"There are so many unanswered questions," said State Senator Rosalyn Baker during an informational hearing at the Hawaii State Capitol Tuesday. 

The hearing the second time in two weeks Hawaii Public Safety Director Nolan Espinda faced State Senators, and it won't be the last. Thursday, the same group of lawmakers will decide if he'll keep his job.

Tuesday, they grilled him about several events that happened while he was in charge. The one event that received the most attention was the March 11th disturbance at the Maui Community Correctional Center. 

However, at the beginning of the hearing, Governor David Ige's Chief of Staff, Ford Fuchigami made a statement saying some information could not be disclosed because of ongoing criminal and administrative investigations. Deputy Attorney General Craig Iha was present to be sure of that.

The attorney's presence and way he prevented Espinda from answering some questions appeared to agitate senators.

"When was the last time that equipment for the guards at MCCC, when was the last time it was update?" asked Sen. Baker. Fuchigami leaned over to talk with Espinda so Baker responded with, "And I'll tell you why I'm asking that question while you're mulling over whatever it was that your attorney whispered in your ear."

For more than two hours, the senators asked a range of questions like what gear corrections officers were carrying at the time? And why MCCC employees told senators they didn't feel supported by supervisors?

"But to not have any expression from upper management to the other staff that were there and were actually trying to pull inmates out, trying to keep other officers from being burned in the riot that happened to me is unconscionable," said Sen.
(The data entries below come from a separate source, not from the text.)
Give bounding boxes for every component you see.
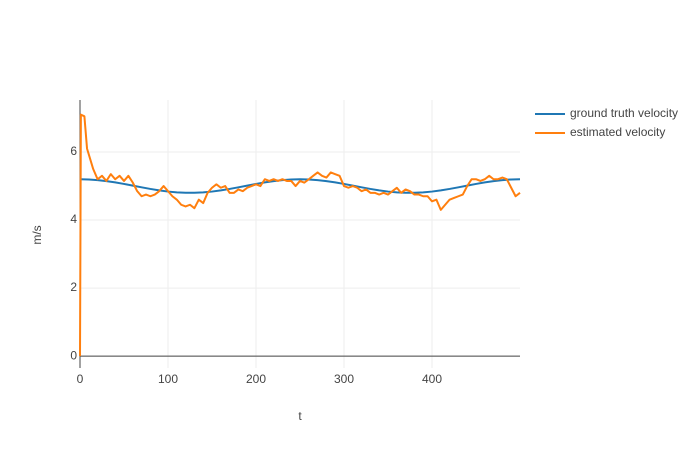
legend-label: ground truth velocity [570, 106, 678, 120]
y-tick-label: 0 [70, 348, 77, 362]
x-tick-label: 200 [246, 372, 266, 386]
line-series [79, 113, 521, 357]
line-series [79, 178, 521, 194]
x-tick-label: 100 [158, 372, 178, 386]
x-tick-label: 300 [334, 372, 354, 386]
y-tick-label: 2 [70, 280, 77, 294]
y-tick-label: 4 [70, 212, 77, 226]
x-tick-label: 400 [422, 372, 442, 386]
y-tick-label: 6 [70, 144, 77, 158]
x-tick-label: 0 [77, 372, 84, 386]
x-axis-title: t [298, 409, 302, 423]
y-axis-title: m/s [30, 225, 44, 244]
legend-label: estimated velocity [570, 125, 665, 139]
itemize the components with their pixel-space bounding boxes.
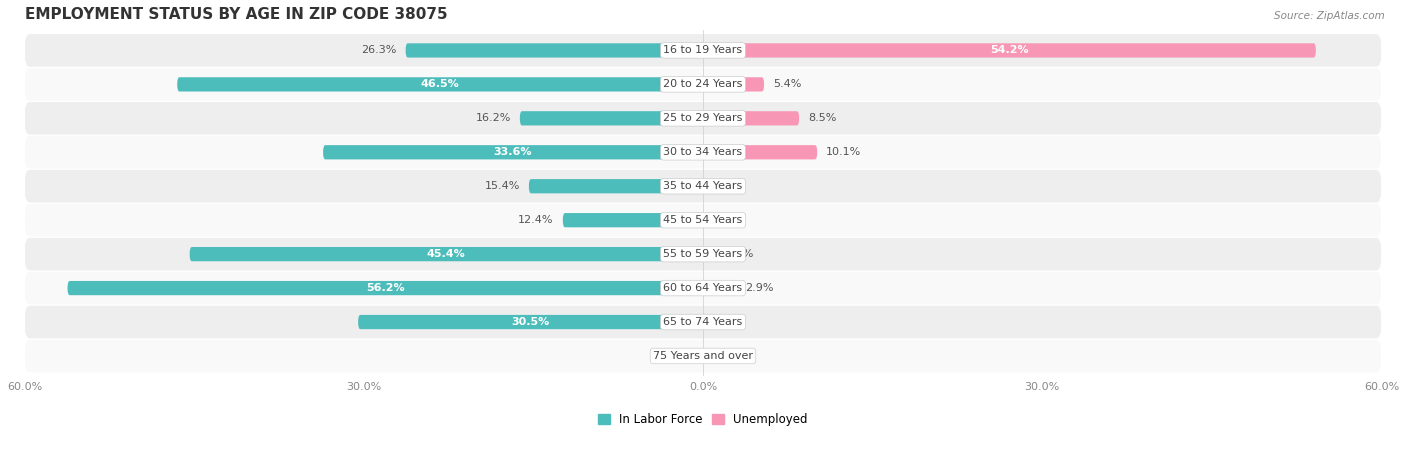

Baker.

"You called this a disturbance, but by all accounts that we've heard this was a riot," said State Senator Breene Harimoto. 

"I respect and totally emphasize with any feelings or expressions from the staff that went through this traumatic event," said Espinda.

Espinda told the committee it could take months before the MCCC investigation wraps up. He may or may not have a job when its finished. 

Senators also pressed Espinda, as well as Deputy Director of Law Enforcement Renee Sonobe Hong and State Sheriff Al Cummings, on February's fatal shooting at the state capitol, training for correctional officers and deputy sheriffs,  and policies on what weapons they are or should be carrying.